Text: Mark 1:4-11

I have a question for you this morning: Why do we baptize people?

I’ve asked this question many times over the years as a pastor.  The answers I get vary.  For some, it’s an assurance of eternal life or heaven – the divine insurance policy.  For others, it’s an initiation rite – you’re symbolically baptized into the body of Christ after accepting him as your Lord and Savior.  Others, it’s a cleansing of sin that raises us up to a new identity in Jesus.  That’s the classical Lutheran understanding – our sinful selves are put to death and are raised up by God to new life in Jesus.

Now, for some, these answers raise more questions:

Should we only baptize infants, adults, or both?

What do you have to do before being baptized?  Accept Jesus?  Confess your sins? Take a class with the pastor?

What happens to us if we’re NOT baptized?  And what about children who die before they are baptized, what happens to them?

Now, these are not easy questions to answer, nor are the answers simple.  Yet, people give such answers, and those answers can be rather traumatizing.  Sadly, many theological reasons for baptism have caused great harm to people, enough to make them turn away from faith and the church.  In fact, a number of years ago I came across a website that offered people who felt they were harmed by the church a chance to get “unbaptized.”  There was an actual ceremony with a liturgy, they asked the person if they wanted to undo their baptism, and if they said yes, the person leading the ceremony would “unbaptize” the person by turning on a blow dryer and ceremoniously dry their heads.  People would applaud at the end, and the unbaptized even got a certificate as proof of the event.

Now maybe this sounds ridiculous to you. However, the Church has done a lot of harm to people in its history, and perhaps, you’ve experienced this too.

But with all this in mind, I bring you back to my original question: Why do we baptize people?

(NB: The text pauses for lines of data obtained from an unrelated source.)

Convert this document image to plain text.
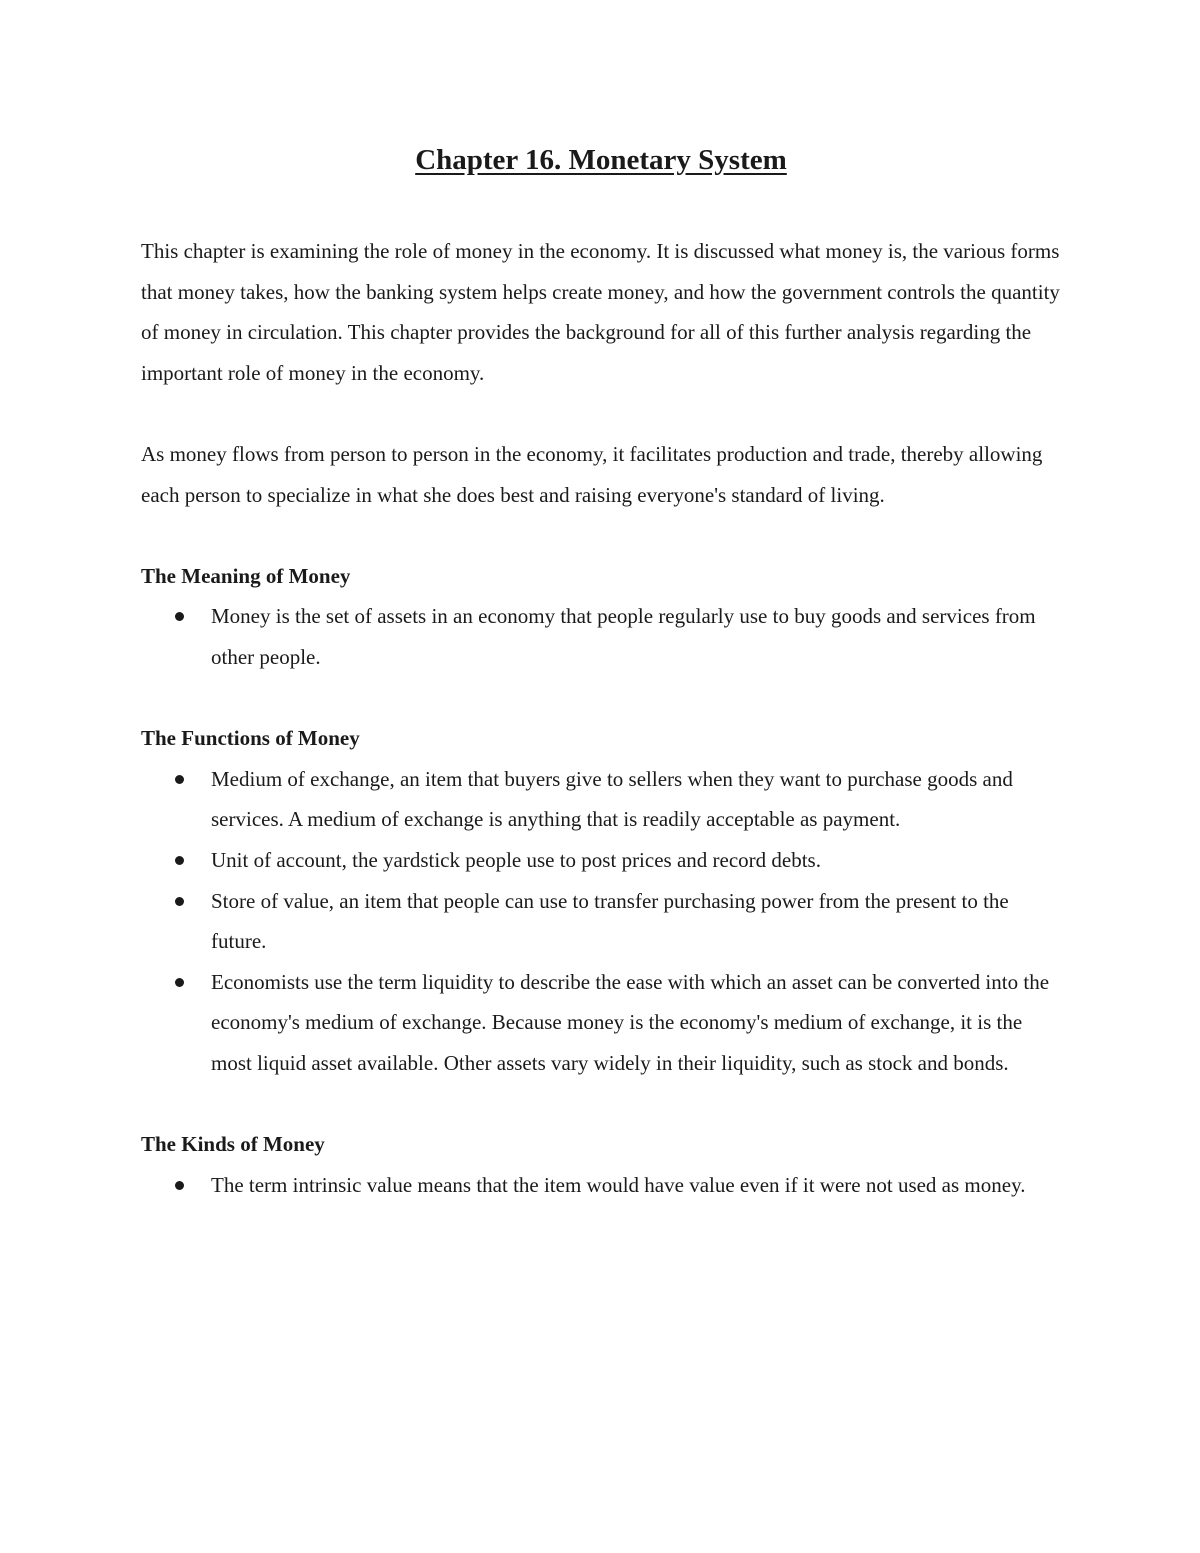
Chapter 16. Monetary System

This chapter is examining the role of money in the economy. It is discussed what money is, the various forms that money takes, how the banking system helps create money, and how the government controls the quantity of money in circulation. This chapter provides the background for all of this further analysis regarding the important role of money in the economy.

As money flows from person to person in the economy, it facilitates production and trade, thereby allowing each person to specialize in what she does best and raising everyone's standard of living.

The Meaning of Money

Money is the set of assets in an economy that people regularly use to buy goods and services from other people.

The Functions of Money

Medium of exchange, an item that buyers give to sellers when they want to purchase goods and services. A medium of exchange is anything that is readily acceptable as payment.
Unit of account, the yardstick people use to post prices and record debts.
Store of value, an item that people can use to transfer purchasing power from the present to the future.
Economists use the term liquidity to describe the ease with which an asset can be converted into the economy's medium of exchange. Because money is the economy's medium of exchange, it is the most liquid asset available. Other assets vary widely in their liquidity, such as stock and bonds.

The Kinds of Money

The term intrinsic value means that the item would have value even if it were not used as money.
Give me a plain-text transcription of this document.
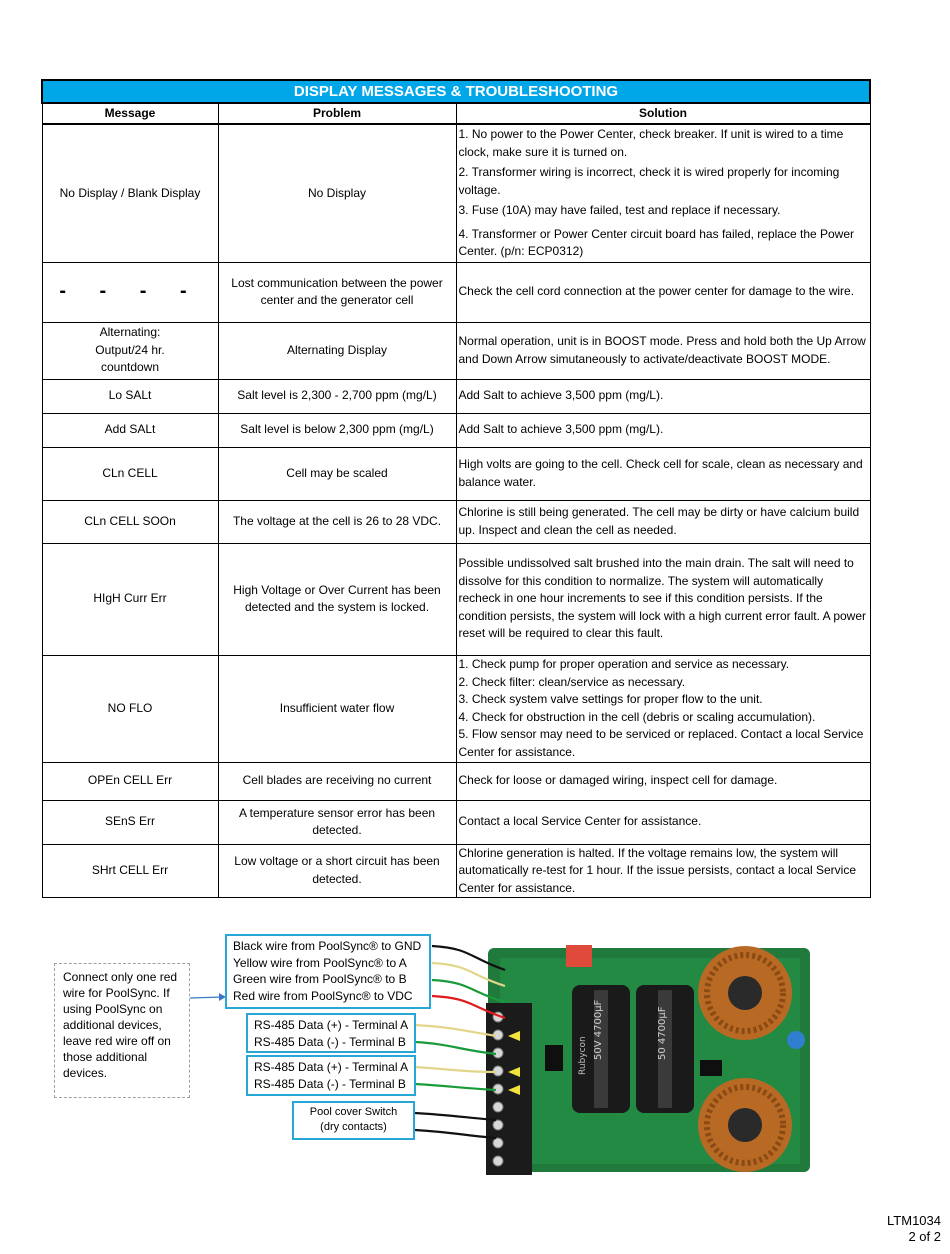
DISPLAY MESSAGES & TROUBLESHOOTING		
Message	Problem	Solution
No Display / Blank Display	No Display	1. No power to the Power Center, check breaker. If unit is wired to a time clock, make sure it is turned on.
2. Transformer wiring is incorrect, check it is wired properly for incoming voltage.
3. Fuse (10A) may have failed, test and replace if necessary.
4. Transformer or Power Center circuit board has failed, replace the Power Center. (p/n: ECP0312)

- - - -	Lost communication between the power center and the generator cell	Check the cell cord connection at the power center for damage to the wire.
Alternating: Output/24 hr. countdown	Alternating Display	Normal operation, unit is in BOOST mode. Press and hold both the Up Arrow and Down Arrow simutaneously to activate/deactivate BOOST MODE.
Lo SALt	Salt level is 2,300 - 2,700 ppm (mg/L)	Add Salt to achieve 3,500 ppm (mg/L).
Add SALt	Salt level is below 2,300 ppm (mg/L)	Add Salt to achieve 3,500 ppm (mg/L).
CLn CELL	Cell may be scaled	High volts are going to the cell. Check cell for scale, clean as necessary and balance water.
CLn CELL SOOn	The voltage at the cell is 26 to 28 VDC.	Chlorine is still being generated. The cell may be dirty or have calcium build up. Inspect and clean the cell as needed.
HIgH Curr Err	High Voltage or Over Current has been detected and the system is locked.	Possible undissolved salt brushed into the main drain. The salt will need to dissolve for this condition to normalize. The system will automatically recheck in one hour increments to see if this condition persists. If the condition persists, the system will lock with a high current error fault. A power reset will be required to clear this fault.
NO FLO	Insufficient water flow	1. Check pump for proper operation and service as necessary.
2. Check filter: clean/service as necessary.
3. Check system valve settings for proper flow to the unit.
4. Check for obstruction in the cell (debris or scaling accumulation).
5. Flow sensor may need to be serviced or replaced. Contact a local Service Center for assistance.

OPEn CELL Err	Cell blades are receiving no current	Check for loose or damaged wiring, inspect cell for damage.
SEnS Err	A temperature sensor error has been detected.	Contact a local Service Center for assistance.
SHrt CELL Err	Low voltage or a short circuit has been detected.	Chlorine generation is halted. If the voltage remains low, the system will automatically re-test for 1 hour. If the issue persists, contact a local Service Center for assistance.
50V 4700µF	50 4700µF
Rubycon
Connect only one red wire for PoolSync. If using PoolSync on additional devices, leave red wire off on those additional devices.
Black wire from PoolSync® to GND
Yellow wire from PoolSync® to A
Green wire from PoolSync® to B
Red wire from PoolSync® to VDC
RS-485 Data (+) - Terminal A
RS-485 Data (-) - Terminal B
RS-485 Data (+) - Terminal A
RS-485 Data (-) - Terminal B
Pool cover Switch
(dry contacts)
LTM1034
2 of 2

The story of Jesus’ baptism in Mark is the shortest of all the gospels.  It is straight to the point: Jesus is baptized by John, the heavens are torn apart, and the holy spirit descends on Jesus and God’s voice says, “You are my Son, the beloved, with you I am well pleased.”  What I find interesting in Mark’s version is that it suggests people did not witness anything special about Jesus’ baptism – there is no mention that others saw and heard what Jesus did when he came up out of the water.  Only Jesus witnessed the heavens opening and heard the voice of God.  Missing also are verses that suggest Jesus’ was a public event and that it legitimized his authority over John the Baptists.  Instead, Jesus’ baptism was a very personal event in which God affirmed that Jesus was loved and pleasing to God, and God’s special Son.

Why do we baptize people?  I think so often, the Church spends a little too much time on people’s sin – pointing out the faults and failings of others while minimizing our own.  What I am not saying is that we should avoid talk of sin and the need for repentance and confession completely – that is an important thing.  However, when it becomes the ONLY thing we talk about, it can be harmful, traumatizing, and it is no wonder that the pews of churches seem emptier these days.  Jesus’ baptism, as told by Mark, reminds us of the most essential part of the good news of God in Jesus Christ: God deeply and personally loves us as God’s own.  We are pleasing to God, just as we are, and not a more perfect, higher achieving version of ourselves.  This is why we baptize people, and it is why Luther said we should remember our baptisms daily – because we can never hear this personal message of God’s love and acceptance enough.

There is a catch to this: while the blessing of baptism is personal, it does not mean that it is private – or, only for us.  As I mentioned before, there are people – hurt by the church in the past, marginalized by the church in the present, and sadly, are told they are eternally excluded from God’s saving love by the church for all time.  May our hearts be moved by the baptism we share with Jesus Christ – and may we be moved to share the good news of baptism – as the church - in the ways we speak, act, and live.  Amen.